To investigate the biological functions of these major hubs, a pathway enrichment analysis was conducted. From KEGG enrichment results, a bubble diagram was drawn to show top 20 pathways. The larger the spot was, the more genes were included in the pathway. As shown in Figure 12(b), the key pathways of C. tubulosa were related to pathways in cancer, lipid and atherosclerosis, AGE-RAGE signaling pathway in diabetic complications, chemical carcinogenesis—receptor activation, and MAPK signaling pathway. Effects of C. tubulosa on apoptosis and cellular redox homeostasis were investigated. The data suggest that C. tubulosa can be a promising candidate for anti-colon-cancer therapy [47]. C. deserticola extract is found in aged people [48].
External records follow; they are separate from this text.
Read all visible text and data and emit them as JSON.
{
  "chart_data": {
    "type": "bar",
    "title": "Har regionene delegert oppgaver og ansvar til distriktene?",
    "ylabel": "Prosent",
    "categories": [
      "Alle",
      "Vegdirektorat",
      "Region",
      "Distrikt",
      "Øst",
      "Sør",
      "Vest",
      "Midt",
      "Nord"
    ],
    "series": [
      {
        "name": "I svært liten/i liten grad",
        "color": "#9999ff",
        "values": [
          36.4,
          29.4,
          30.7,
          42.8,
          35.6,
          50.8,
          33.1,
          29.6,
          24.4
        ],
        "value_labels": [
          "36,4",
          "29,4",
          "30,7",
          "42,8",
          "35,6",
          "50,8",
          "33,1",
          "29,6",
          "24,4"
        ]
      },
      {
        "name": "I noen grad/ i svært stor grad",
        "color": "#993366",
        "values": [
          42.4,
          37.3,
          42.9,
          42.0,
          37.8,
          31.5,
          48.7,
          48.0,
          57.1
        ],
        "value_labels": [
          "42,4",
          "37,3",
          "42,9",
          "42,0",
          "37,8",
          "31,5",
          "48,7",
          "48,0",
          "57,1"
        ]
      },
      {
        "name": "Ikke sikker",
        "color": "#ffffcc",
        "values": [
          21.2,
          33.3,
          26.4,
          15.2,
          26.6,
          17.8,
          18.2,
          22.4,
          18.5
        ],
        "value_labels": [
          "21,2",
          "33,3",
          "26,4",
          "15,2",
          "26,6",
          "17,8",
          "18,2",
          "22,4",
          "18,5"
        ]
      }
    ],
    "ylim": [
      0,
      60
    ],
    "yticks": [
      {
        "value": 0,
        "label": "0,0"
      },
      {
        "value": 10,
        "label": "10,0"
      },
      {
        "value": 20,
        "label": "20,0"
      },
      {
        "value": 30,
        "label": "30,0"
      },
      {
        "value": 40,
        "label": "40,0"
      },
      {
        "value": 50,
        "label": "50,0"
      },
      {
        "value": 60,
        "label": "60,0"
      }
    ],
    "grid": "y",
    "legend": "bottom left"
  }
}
Figure 13 illustrates the correlation between the pathways and their related targets and the relationship between the overlapping target genes and biologically active components of C. tubulosa. A global view of the C-T-P network was generated, which consisted of 12 ingredients, 159 targets, and 20 pathways. Most of the targets were shared by the candidate active compounds. These candidate active ingredients with high interconnection degrees were responsible for the high interconnectedness of the C-T-P network, especially quercetin (degree = 131). The majority of the targets, such as AKT1, IL6, TNF, and VEGFA, were mapped to KEGG pathways associated with pathways in cancer.

Figure 13 C-T-P network.

4. Conclusions

In this study, we primarily probed complex situations when considering the spectrum-effect relationships among HM, WE, and HR of C. tubulosa. The HPLC fingerprints and antioxidant assays were used to identify the differences between Hs, WEs, and HRs of C. tubulosa. According to the HPLC fingerprints, 11 peaks were common among the 11 batches of Hs, WEs, and HRs. Geniposidic acid, echinacoside, verbascoside, tubuloside A, and isoacteoside were identified among these peaks. The contents of these five components were determined. In addition, the antioxidant effects of the C. tubulosa Hs, WEs, and HRs varied due to the alterations in the chemical compositions caused by complex manufacturing conditions. Based on diversified statistical models, the spectrum-effect relationship study indicated that peak A6 might be the most decisive component among the three forms of C. tubulosa. The study was based on network pharmacology to explore potential mechanisms of C. tubulosa on antioxidation through screening of compounds, prediction of key targets, construction of networks, and conduction of enrichment analysis. Our results provide a theoretical basis for recycling the herbal residues and the potential of C. tubulosa in the treatment of antioxidant-related diseases.